An Englishman, an Irishman and
Hawker Hind K6634
(Distance covered over
two trips = 14.5 mile/Ascent =+1100 m)
It was a Championship on this day at Langholm. We were staying over the night before at our friends house in Dumfries and the Girls were bumming a lift to the competition with them. This enabled me to spend the day walking in the Dumfries area while I waited for them to return.
Just 15 mile up the road from Dumfries is the Forest of AE and a hill called Wee Queensberry, where a Hawker Hind had crashed in 1937, my target for today. I had two grid references for this crashsite, one from a reference book called 'High Ground Wrecks and Relics' which put it on Queensberry Hill and one given to me by an Aviation Archaeology expert from the Dumfries and Galloway Aviation Museum which was on Wee Queensberry Hill.
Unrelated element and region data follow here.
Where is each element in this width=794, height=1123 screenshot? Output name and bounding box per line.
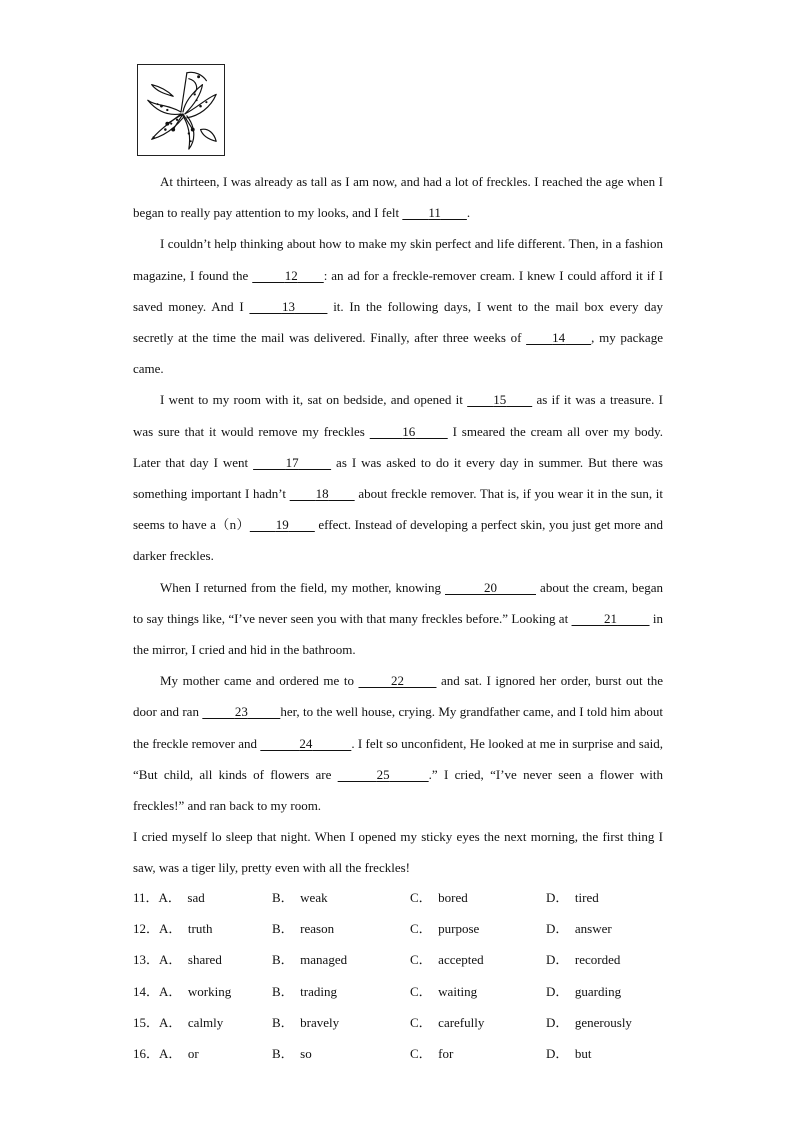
passage-text: . (466, 205, 471, 221)
blank-underline (404, 673, 437, 688)
answer-choice[interactable] (272, 1007, 339, 1038)
blank-underline (467, 392, 493, 407)
blank-number: 18 (315, 486, 329, 502)
blank-underline (617, 611, 650, 626)
blank-underline (260, 736, 299, 751)
blank-number: 15 (493, 392, 507, 408)
answer-choice[interactable] (546, 1007, 632, 1038)
choice-text: A． or (159, 1045, 199, 1061)
blank-underline (445, 580, 484, 595)
blank-number: 20 (484, 579, 497, 595)
passage-text: it. In the following days, I went to the mail box every day secretly at the time the mail was delivered. Finally, after three weeks of (133, 298, 663, 346)
blank-underline (370, 424, 403, 439)
choice-text: C． carefully (410, 1014, 485, 1030)
blank-underline (290, 486, 316, 501)
passage-paragraph (133, 166, 663, 228)
answer-choice[interactable] (272, 1038, 312, 1069)
answer-blank[interactable] (370, 424, 448, 439)
blank-number: 16 (402, 423, 416, 439)
question-row (133, 976, 663, 1007)
question-number: 14． (133, 983, 160, 999)
blank-underline (572, 611, 605, 626)
blank-underline (249, 299, 282, 314)
blank-underline (506, 392, 532, 407)
question-row (133, 882, 663, 913)
blank-underline (358, 673, 391, 688)
passage-paragraph (133, 384, 663, 571)
answer-choice[interactable] (410, 944, 484, 975)
question-number: 13． (133, 952, 160, 968)
blank-underline (338, 767, 377, 782)
answer-choice[interactable] (272, 976, 337, 1007)
blank-underline (252, 268, 285, 283)
answer-choice[interactable] (546, 1038, 592, 1069)
blank-underline (415, 424, 448, 439)
answer-blank[interactable] (250, 517, 315, 532)
answer-choice[interactable] (546, 944, 620, 975)
passage-text: her, to the well house, crying. My grandfather came, and I told him about the freckle remover and (133, 704, 664, 751)
passage-paragraph (133, 572, 663, 666)
choice-text: B． weak (272, 890, 328, 905)
answer-choice[interactable] (410, 882, 468, 913)
blank-underline (441, 205, 467, 220)
answer-blank[interactable] (260, 736, 351, 751)
choice-text: D． generously (546, 1014, 632, 1030)
choice-text: D． tired (546, 890, 599, 905)
choice-text: A． truth (159, 921, 213, 937)
answer-blank[interactable] (202, 704, 280, 719)
answer-choice[interactable] (546, 882, 599, 913)
blank-number: 24 (299, 735, 313, 751)
answer-choice[interactable] (133, 882, 205, 913)
passage-text: and sat. I ignored her order, burst out the door and ran (133, 673, 663, 720)
passage-text: about the cream, began to say things like, “I’ve never seen you with that many freckles before.” Looking at (133, 579, 663, 626)
passage-paragraph (133, 228, 663, 384)
answer-choice[interactable] (410, 1007, 484, 1038)
passage-text: effect. Instead of developing a perfect skin, you just get more and darker freckles. (133, 517, 663, 564)
answer-blank[interactable] (526, 330, 591, 345)
lily-flower-icon (138, 65, 224, 155)
blank-underline (526, 330, 552, 345)
choice-text: C． waiting (410, 983, 478, 999)
answer-blank[interactable] (290, 486, 355, 501)
choice-text: C． accepted (410, 952, 484, 968)
answer-choice[interactable] (133, 944, 222, 975)
answer-choice[interactable] (133, 1007, 223, 1038)
blank-number: 22 (390, 673, 404, 689)
answer-choice[interactable] (133, 1038, 199, 1069)
choice-text: B． bravely (272, 1014, 340, 1030)
choice-text: A． shared (159, 952, 222, 968)
passage (133, 166, 663, 884)
blank-underline (250, 517, 276, 532)
answer-blank[interactable] (445, 580, 536, 595)
choice-text: C． for (410, 1045, 454, 1061)
choice-text: D． guarding (546, 983, 622, 999)
question-row (133, 944, 663, 975)
answer-blank[interactable] (249, 299, 327, 314)
question-number: 11． (133, 890, 159, 905)
choice-text: A． calmly (159, 1014, 224, 1030)
answer-choice[interactable] (410, 913, 479, 944)
blank-number: 14 (552, 330, 566, 346)
blank-underline (390, 767, 429, 782)
passage-text: When I returned from the field, my mother, knowing (160, 579, 445, 595)
passage-text: . I felt so unconfident, He looked at me in surprise and said, “But child, all kinds of flowers are (133, 735, 663, 782)
blank-underline (295, 299, 328, 314)
blank-underline (202, 704, 235, 719)
answer-choice[interactable] (410, 976, 477, 1007)
blank-number: 13 (281, 298, 295, 314)
answer-blank[interactable] (253, 455, 331, 470)
answer-blank[interactable] (358, 673, 436, 688)
choice-text: B． so (272, 1045, 312, 1061)
blank-underline (497, 580, 536, 595)
answer-blank[interactable] (338, 767, 429, 782)
passage-text: .” I cried, “I’ve never seen a flower with freckles!” and ran back to my room. (133, 766, 663, 814)
choice-text: A． sad (158, 890, 205, 905)
passage-text: My mother came and ordered me to (160, 673, 359, 689)
blank-number: 11 (428, 205, 441, 221)
choice-text: D． recorded (546, 952, 621, 968)
question-number: 16． (133, 1045, 160, 1061)
answer-blank[interactable] (252, 268, 324, 283)
blank-number: 21 (604, 610, 618, 626)
question-number: 12． (133, 921, 160, 937)
answer-blank[interactable] (402, 205, 467, 220)
blank-underline (299, 455, 332, 470)
passage-text: as if it was a treasure. I was sure that it would remove my freckles (133, 392, 663, 439)
blank-number: 12 (284, 267, 298, 283)
passage-text: as I was asked to do it every day in summer. But there was something important I hadn’t (133, 454, 663, 502)
passage-paragraph (133, 665, 663, 821)
answer-options (133, 882, 663, 1069)
passage-paragraph (133, 821, 663, 883)
question-row (133, 1007, 663, 1038)
passage-text: , my package came. (133, 330, 663, 377)
question-number: 15． (133, 1014, 160, 1030)
passage-text: I couldn’t help thinking about how to make my skin perfect and life different. Then, in a fashion magazine, I found the (133, 236, 663, 283)
passage-text: in the mirror, I cried and hid in the bathroom. (133, 610, 663, 658)
answer-choice[interactable] (546, 976, 621, 1007)
choice-text: C． purpose (410, 921, 480, 937)
choice-text: C． bored (410, 890, 468, 905)
blank-underline (248, 704, 281, 719)
blank-underline (402, 205, 428, 220)
answer-choice[interactable] (133, 913, 212, 944)
tiger-lily-illustration (137, 64, 225, 156)
blank-underline (298, 268, 324, 283)
blank-underline (253, 455, 286, 470)
passage-text: At thirteen, I was already as tall as I am now, and had a lot of freckles. I reached the age when I began to really pay attention to my looks, and I felt (133, 174, 663, 221)
blank-underline (289, 517, 315, 532)
blank-number: 25 (376, 766, 390, 782)
blank-number: 23 (234, 704, 248, 720)
passage-text: I went to my room with it, sat on bedside, and opened it (160, 392, 468, 408)
passage-text: : an ad for a freckle-remover cream. I knew I could afford it if I saved money. And I (133, 267, 664, 314)
answer-blank[interactable] (467, 392, 532, 407)
blank-number: 17 (285, 454, 299, 470)
choice-text: B． reason (272, 921, 335, 937)
choice-text: B． trading (272, 983, 337, 999)
answer-choice[interactable] (410, 1038, 453, 1069)
answer-choice[interactable] (272, 882, 328, 913)
answer-choice[interactable] (133, 976, 231, 1007)
passage-text: about freckle remover. That is, if you wear it in the sun, it seems to have a（n） (133, 486, 663, 533)
blank-underline (329, 486, 355, 501)
answer-choice[interactable] (546, 913, 612, 944)
question-row (133, 913, 663, 944)
blank-underline (312, 736, 351, 751)
answer-choice[interactable] (272, 944, 347, 975)
choice-text: A． working (159, 983, 232, 999)
choice-text: D． but (546, 1045, 592, 1061)
passage-text: I cried myself lo sleep that night. When I opened my sticky eyes the next morning, the first thing I saw, was a tiger lily, pretty even with all the freckles! (133, 829, 663, 876)
choice-text: B． managed (272, 952, 348, 968)
blank-number: 19 (275, 517, 289, 533)
blank-underline (565, 330, 591, 345)
question-row (133, 1038, 663, 1069)
answer-blank[interactable] (572, 611, 650, 626)
passage-text: I smeared the cream all over my body. Later that day I went (133, 423, 663, 470)
choice-text: D． answer (546, 921, 612, 937)
answer-choice[interactable] (272, 913, 334, 944)
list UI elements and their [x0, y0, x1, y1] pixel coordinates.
Setting off for the first obstacle of the day; walking through Mitchelslacks Farm.
I decided the grid reference on Wee Queensberry Hill was more likely to be the correct one, it was also a much smaller Hill and was passed on the way to Queensberry Hill, so I aimed for that one first. If I found nothing there I could then continue on to check out the second grid reference which was very near the summit of Queensberry Hill.
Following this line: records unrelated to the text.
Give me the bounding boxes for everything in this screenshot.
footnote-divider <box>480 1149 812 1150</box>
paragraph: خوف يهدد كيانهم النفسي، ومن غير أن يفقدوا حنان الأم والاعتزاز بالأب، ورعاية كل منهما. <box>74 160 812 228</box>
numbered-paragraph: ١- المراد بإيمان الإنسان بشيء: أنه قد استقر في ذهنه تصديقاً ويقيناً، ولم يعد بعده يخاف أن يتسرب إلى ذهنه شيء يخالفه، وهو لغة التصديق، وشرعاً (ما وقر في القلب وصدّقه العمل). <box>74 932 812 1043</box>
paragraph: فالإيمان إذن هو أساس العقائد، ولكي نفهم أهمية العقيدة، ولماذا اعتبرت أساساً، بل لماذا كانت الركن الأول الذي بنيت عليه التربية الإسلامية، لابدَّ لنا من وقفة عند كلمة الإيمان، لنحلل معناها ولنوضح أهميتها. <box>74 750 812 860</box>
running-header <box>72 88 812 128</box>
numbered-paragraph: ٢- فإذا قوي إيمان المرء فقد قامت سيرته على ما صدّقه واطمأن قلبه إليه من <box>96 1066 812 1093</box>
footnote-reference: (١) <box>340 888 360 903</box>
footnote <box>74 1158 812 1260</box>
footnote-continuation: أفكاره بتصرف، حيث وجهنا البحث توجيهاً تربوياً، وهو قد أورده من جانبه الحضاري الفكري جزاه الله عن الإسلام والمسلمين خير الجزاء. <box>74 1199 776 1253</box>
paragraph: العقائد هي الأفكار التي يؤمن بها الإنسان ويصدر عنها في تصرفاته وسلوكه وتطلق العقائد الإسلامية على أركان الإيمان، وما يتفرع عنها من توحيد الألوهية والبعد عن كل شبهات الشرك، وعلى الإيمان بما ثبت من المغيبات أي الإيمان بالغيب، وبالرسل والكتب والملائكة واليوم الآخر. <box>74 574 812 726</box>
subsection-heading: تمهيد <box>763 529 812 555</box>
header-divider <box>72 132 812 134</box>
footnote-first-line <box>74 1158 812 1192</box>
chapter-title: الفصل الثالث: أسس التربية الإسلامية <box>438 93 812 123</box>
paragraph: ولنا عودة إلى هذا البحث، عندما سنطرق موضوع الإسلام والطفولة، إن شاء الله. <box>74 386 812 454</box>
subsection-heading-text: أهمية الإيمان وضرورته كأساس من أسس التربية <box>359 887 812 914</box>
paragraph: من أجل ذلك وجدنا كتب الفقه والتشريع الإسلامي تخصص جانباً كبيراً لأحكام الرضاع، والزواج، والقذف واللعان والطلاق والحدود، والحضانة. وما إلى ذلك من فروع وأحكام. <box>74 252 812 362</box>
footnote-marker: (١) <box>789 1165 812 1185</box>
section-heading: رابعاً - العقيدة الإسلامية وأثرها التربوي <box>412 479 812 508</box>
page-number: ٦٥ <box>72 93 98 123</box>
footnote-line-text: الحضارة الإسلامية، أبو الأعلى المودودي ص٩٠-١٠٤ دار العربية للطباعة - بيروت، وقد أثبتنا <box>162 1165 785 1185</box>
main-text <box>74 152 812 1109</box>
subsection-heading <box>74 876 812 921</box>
Mitchelslacks Farm, I still don't feel comfortable having to walk through farmyards!
Above and next 5 photos:-Making my way up to Wee Queensberry.
Wild Mountain Goats on Craih Hill next to Wee Queensberry..
Despite spending a lot of time searching around the area of the first grid ref on Wee Queensbury I found absolutley nothing. I then proceeded to search the entire south side of the hill but this also proved fruitless so I went up to the summit to sit in the sun and have my bait.
Eastern side of Wee Queensberry, I searched this area a couple of weeks later.
Above and below:-Summit of Wee Queensberry.
The nice grassy ledge where I sat to eat my butties, No 11 on my nice spot to have picnic list.
When I returned home I contacted the Aviation Archaeology Expert to tell him I didn't find any sign of the Hind crashsite and he gave me another possible grid reference which was on the north side of the hill, so I returned a couple of weeks later to search that area, but again failed to find anything. I was told by a local I passed who was out walking his old Golden Retriever that the wreckage is very hard to find in the deep heather.
Queensberry Hill from Wee Queensberry.
The other grid reference was near the bottom right of this photo.
After failing to find any wreckage on my first visit I went to the top of
Queensberry Hill just to make sure it wasn't at the co-ordinates given in
the reference book.
Wee Queensberry taken from Queensberry.
Above and next 4 photos:-Views around the summit of Queensberry Hill.
I sat in the sun on the summit cairn of Queensberry Hill for quite a while and was entertained by a Butterfly sitting on a nearby rock. It would take off every few seconds to fight another passing Butterfly, then having stuck the nutt on the intruder it would land back on the same rock looking well pleased with itself.
Nae Bawbags haivin ma rock yeh ken! (scottish butterfly)
Although the day had started off nice and cool, as I made my way back down the hill it was definately a case of 'Taps Aff' and I started to suffer from sunburn on the top of my head, ears, nose and the back of my neck. As usual I had not thought to take sunblock, and a hat of some description would have been nice. I did have a tube of germolene in my rucksack so smeared that over the affected areas, this worked OK until the germolene started to melt in the heat and run down into my eyes.
above and next two photos:-Descending off Queensberry into the Capel Glen.
Two abandoned cottages at New Burleywhag, a third farther up the Glen called simply Burleywhag is in use as a Bothy.
About to pass around the base of The Law.
Just before I reached a small hill called 'The Law' I was caught up by two
other walkers, one of whom was from Belfast, although mistaking his accent
I asked him if he was from Kelso, the other one was from Scotland. Peter from
Belfast was carrying a window, he had taken it up the hill in case the
became too hot so that he could open it to cool down.
A brilliant idea that I wish I had thought of!!!
Peter, carrying his window. In reality they had been up to the Burleywhag Bothy to carry out maintenance and they were taking this window to be used in another Bothy.
Although I failed to find any sign of the Hind crashsite (twice) I still had a very enjoyable walk (twice) in some lovely sunny weather (twice) and I forgot to take sunblock again (twice) but luckily I only got sunburnt the once.